Cette recherche, menée en collaboration avec l'Institut Bilendi entre 2024 et 2025, s'appuie sur un échantillon de 3 909 travailleurs du secteur privé en France. Les auteurs de l'étude affirment que « cinq France coexistent dans l'espace professionnel » : d'une part, un centre épanoui et satisfait, d'autre part, une gauche modérée cherchant le collectif, et enfin une droite radicale qui se sent isolée. Le RN, en particulier, se révèle comme le premier choix des ouvriers à 35 % et des employés à 25 %. Même chez les cadres, il recueille 14 % de sympathisants, devançant ainsi Renaissance et Les Républicains.

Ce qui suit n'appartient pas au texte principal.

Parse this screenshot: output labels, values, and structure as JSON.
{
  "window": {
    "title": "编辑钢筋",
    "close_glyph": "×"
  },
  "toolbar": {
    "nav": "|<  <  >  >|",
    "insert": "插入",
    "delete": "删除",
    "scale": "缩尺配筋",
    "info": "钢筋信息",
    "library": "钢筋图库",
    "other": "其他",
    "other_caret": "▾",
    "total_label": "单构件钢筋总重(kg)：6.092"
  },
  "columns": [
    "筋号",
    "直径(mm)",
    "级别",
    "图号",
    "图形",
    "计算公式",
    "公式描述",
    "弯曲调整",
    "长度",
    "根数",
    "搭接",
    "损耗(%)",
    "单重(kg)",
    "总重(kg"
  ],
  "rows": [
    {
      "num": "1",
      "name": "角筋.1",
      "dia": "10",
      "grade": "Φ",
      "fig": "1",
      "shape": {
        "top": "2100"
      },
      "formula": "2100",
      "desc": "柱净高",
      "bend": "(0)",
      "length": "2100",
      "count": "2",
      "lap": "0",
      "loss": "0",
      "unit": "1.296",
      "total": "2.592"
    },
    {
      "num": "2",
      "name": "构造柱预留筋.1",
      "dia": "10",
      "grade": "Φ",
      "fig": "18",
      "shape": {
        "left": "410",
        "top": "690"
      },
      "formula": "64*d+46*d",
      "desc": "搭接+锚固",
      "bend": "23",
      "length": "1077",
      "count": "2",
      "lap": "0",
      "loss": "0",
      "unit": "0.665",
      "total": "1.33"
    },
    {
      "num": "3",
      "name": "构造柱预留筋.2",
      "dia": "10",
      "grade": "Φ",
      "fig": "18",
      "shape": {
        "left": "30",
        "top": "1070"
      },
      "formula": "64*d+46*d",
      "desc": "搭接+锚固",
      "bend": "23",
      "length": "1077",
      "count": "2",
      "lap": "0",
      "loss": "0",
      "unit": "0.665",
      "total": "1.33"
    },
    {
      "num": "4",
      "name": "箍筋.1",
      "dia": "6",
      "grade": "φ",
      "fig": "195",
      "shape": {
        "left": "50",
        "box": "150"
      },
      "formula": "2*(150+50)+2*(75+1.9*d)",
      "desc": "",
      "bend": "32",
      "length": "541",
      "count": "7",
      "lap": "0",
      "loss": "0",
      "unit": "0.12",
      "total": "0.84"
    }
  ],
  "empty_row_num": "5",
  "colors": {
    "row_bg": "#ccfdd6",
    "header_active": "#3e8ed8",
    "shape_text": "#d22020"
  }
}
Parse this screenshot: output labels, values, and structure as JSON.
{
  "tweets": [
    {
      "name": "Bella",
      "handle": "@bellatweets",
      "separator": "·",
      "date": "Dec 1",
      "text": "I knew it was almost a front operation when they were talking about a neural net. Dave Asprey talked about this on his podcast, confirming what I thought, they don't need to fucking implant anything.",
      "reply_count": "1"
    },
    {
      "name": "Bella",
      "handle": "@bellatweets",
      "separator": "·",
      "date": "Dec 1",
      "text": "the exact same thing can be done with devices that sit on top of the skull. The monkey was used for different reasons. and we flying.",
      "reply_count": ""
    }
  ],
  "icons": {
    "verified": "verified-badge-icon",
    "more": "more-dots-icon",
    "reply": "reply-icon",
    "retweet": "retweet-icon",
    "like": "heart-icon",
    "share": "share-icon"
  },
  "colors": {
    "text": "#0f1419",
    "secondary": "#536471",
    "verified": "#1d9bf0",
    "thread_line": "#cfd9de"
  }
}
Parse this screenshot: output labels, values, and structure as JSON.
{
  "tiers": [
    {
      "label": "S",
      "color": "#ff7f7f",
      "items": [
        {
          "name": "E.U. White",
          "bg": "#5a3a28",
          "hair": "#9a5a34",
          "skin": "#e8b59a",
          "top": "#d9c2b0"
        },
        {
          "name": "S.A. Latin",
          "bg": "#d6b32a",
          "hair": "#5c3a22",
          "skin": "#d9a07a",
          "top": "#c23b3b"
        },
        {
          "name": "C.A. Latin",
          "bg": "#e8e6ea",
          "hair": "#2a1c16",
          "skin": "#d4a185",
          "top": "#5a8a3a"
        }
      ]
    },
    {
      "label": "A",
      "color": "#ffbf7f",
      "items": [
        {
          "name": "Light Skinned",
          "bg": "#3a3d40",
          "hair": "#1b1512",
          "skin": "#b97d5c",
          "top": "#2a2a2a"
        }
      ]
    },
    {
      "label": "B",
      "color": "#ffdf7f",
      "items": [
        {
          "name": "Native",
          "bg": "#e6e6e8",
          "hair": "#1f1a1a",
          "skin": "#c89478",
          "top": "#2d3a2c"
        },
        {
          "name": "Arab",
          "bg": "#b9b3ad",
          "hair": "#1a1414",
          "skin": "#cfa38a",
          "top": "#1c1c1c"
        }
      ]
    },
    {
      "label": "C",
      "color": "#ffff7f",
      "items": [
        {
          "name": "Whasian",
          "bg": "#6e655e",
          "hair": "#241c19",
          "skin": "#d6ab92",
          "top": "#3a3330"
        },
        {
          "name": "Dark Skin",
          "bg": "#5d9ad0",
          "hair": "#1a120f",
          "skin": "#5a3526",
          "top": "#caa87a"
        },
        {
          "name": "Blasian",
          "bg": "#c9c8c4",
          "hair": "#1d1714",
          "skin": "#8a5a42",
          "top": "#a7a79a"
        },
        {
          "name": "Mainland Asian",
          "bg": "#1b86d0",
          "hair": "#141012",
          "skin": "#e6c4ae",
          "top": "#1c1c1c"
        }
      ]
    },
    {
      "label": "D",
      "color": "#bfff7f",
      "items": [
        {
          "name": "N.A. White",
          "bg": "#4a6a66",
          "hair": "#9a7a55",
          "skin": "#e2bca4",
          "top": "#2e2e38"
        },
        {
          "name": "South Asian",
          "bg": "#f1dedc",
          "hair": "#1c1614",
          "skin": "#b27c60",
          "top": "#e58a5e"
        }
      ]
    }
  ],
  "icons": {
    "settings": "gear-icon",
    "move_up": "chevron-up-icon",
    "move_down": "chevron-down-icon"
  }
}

Les deux visages du vote RN
Toutefois, les électeurs du RN ne forment pas un bloc homogène. L'étude classe ces sympathisants en deux catégories : les « RN heureux » (60 %), bien intégrés et pro-entreprise, et les « RN malheureux » (40 %), critiques et défiants envers leur hiérarchie. Cette distinction repose sur la qualité des relations interpersonnelles au sein de l'équipe, soulignant que « l'individu entouré a tendance à ouvrir son esprit, tandis que celui qui se sent seul dans son équipe se renferme », mettent en lumière les chercheurs.
Ces conclusions sont corroborées par d'autres sources, notamment un article du Monde, qui évoque les implications politiques de cette situation. Le phénomène d'isolement au travail, qui n'est pas seulement une problématique individuelle mais aussi collective, pourrait impacter la polarisation politique en France. En somme, alors que le RN continue de gagner du terrain, la question de l'isolement des travailleurs mérite d'être examinée de plus près.